Tylenol Recall 2010 and Past Troubles
The trouble with Children’s Tylenol and other products, that include Motrin, Zyrtec, and Benadryl in liquid form, is poor quality in manufacturing. McNeil Healthcare cites “particles” and other higher levels of active ingredients as the cause for the current Tylenol recall 2010 that is not the first. Tylenol recalls have caused trouble and concern for consumers in the past.
In January 2010 the manufacturer issued a recall of Tylenol products from the McNeil manufacturing facility in the United States that were sold in the U.S., Canada, Dominican Republic, Dubai, Fiji, Guam, Guatemala, Jamaica, Kuwait, Panama, Puerto Rico and Trinidad & Tobago because of an “uncharacteristic smell” linked to a chemical in pallets used in the manufacturing facility.
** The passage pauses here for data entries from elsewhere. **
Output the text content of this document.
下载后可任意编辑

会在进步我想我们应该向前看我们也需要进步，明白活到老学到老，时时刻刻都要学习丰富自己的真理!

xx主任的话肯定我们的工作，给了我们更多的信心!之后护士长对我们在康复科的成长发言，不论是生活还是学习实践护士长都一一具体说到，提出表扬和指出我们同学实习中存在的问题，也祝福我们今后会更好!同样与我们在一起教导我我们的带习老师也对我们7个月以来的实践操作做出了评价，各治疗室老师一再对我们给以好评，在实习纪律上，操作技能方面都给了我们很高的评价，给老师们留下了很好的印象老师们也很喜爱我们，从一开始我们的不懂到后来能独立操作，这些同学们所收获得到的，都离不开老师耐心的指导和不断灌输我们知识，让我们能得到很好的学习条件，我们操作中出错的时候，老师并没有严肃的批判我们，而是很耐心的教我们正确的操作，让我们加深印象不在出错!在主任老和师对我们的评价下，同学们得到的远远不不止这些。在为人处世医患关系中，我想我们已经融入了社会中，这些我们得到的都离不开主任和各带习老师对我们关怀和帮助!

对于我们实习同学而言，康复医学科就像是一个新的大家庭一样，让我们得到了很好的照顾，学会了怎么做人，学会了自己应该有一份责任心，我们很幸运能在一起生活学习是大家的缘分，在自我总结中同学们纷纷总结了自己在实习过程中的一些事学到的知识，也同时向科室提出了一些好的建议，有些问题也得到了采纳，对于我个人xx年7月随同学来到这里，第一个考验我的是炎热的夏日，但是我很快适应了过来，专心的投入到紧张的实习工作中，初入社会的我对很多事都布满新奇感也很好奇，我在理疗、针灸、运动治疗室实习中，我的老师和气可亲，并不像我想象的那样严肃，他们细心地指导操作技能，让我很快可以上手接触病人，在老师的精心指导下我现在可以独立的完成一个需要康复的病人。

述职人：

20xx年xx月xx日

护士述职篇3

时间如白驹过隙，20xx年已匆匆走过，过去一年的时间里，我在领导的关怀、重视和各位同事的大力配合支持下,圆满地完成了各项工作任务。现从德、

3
In 1982 cyanide killed 7 people in Chicago that was placed in Tylenol capsules. The amount of cyanide in Tylenol was 10,000 times more than what it would take to kill a human being. The cyanide poisonings occurred after Tylenol reached the shelves of retailers. After that Tylenol capsules were made tamper resistant.
There is no information about what “particles” might be in the Children’s Tylenol, prompting the current recall, and so far no adverse events are reported. Parents are simply advised to stop giving the products to their children.
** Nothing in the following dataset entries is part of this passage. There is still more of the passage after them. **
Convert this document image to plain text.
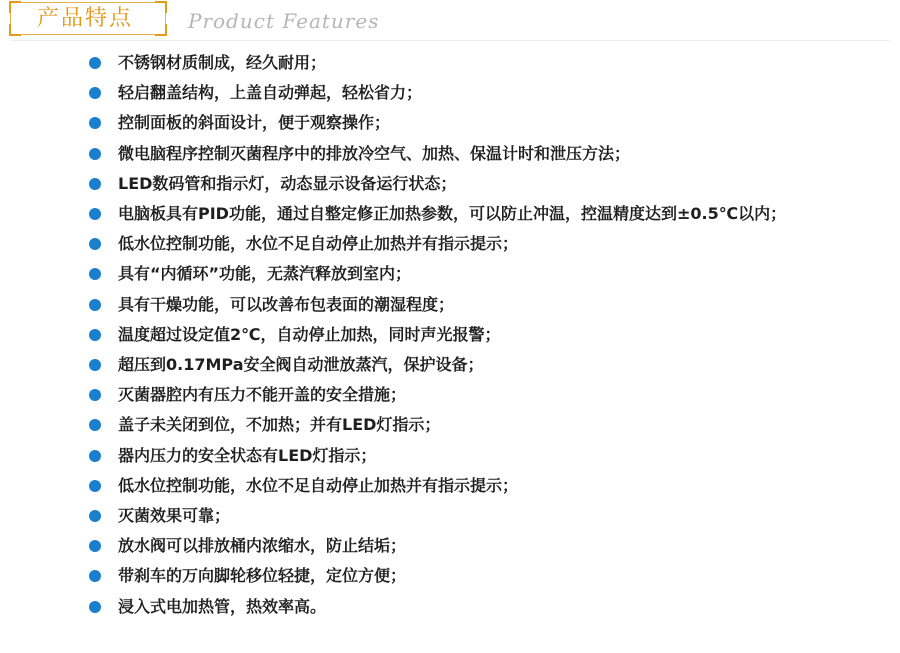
产品特点	Product Features
不锈钢材质制成，经久耐用；
轻启翻盖结构，上盖自动弹起，轻松省力；
控制面板的斜面设计，便于观察操作；
微电脑程序控制灭菌程序中的排放冷空气、加热、保温计时和泄压方法；
LED数码管和指示灯，动态显示设备运行状态；
电脑板具有PID功能，通过自整定修正加热参数，可以防止冲温，控温精度达到±0.5℃以内；
低水位控制功能，水位不足自动停止加热并有指示提示；
具有“内循环”功能，无蒸汽释放到室内；
具有干燥功能，可以改善布包表面的潮湿程度；
温度超过设定值2℃，自动停止加热，同时声光报警；
超压到0.17MPa安全阀自动泄放蒸汽，保护设备；
灭菌器腔内有压力不能开盖的安全措施；
盖子未关闭到位，不加热；并有LED灯指示；
器内压力的安全状态有LED灯指示；
低水位控制功能，水位不足自动停止加热并有指示提示；
灭菌效果可靠；
放水阀可以排放桶内浓缩水，防止结垢；
带刹车的万向脚轮移位轻捷，定位方便；
浸入式电加热管，热效率高。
For all of the current recall of children’s cold medicines, Tylenol, Zyrtec, Benadryl and Motrin, the message is the same from McNeil Healthcare: “Some of the products included in the recall may contain a higher concentration of active ingredient than is specified; others may contain inactive ingredients that may not meet internal testing requirements; and others may contain tiny particles.”
Tylenol and other over the counter cold medicines spell trouble for parents, despite the current recall. The FDA has had children’s cough and cold medications in their radar for several years because of the potential for harm that can come to children.
The recall of Tylenol, Zyrtec, Motrin, and Benadryl includes over 40 products. Adverse events from have not been reported, but if you suspect your child has suffered, report the occurrence to the FDA at www.fda.gov/medwatch. You can view a full list of Tylenol 2010 recall products at the McNeil website.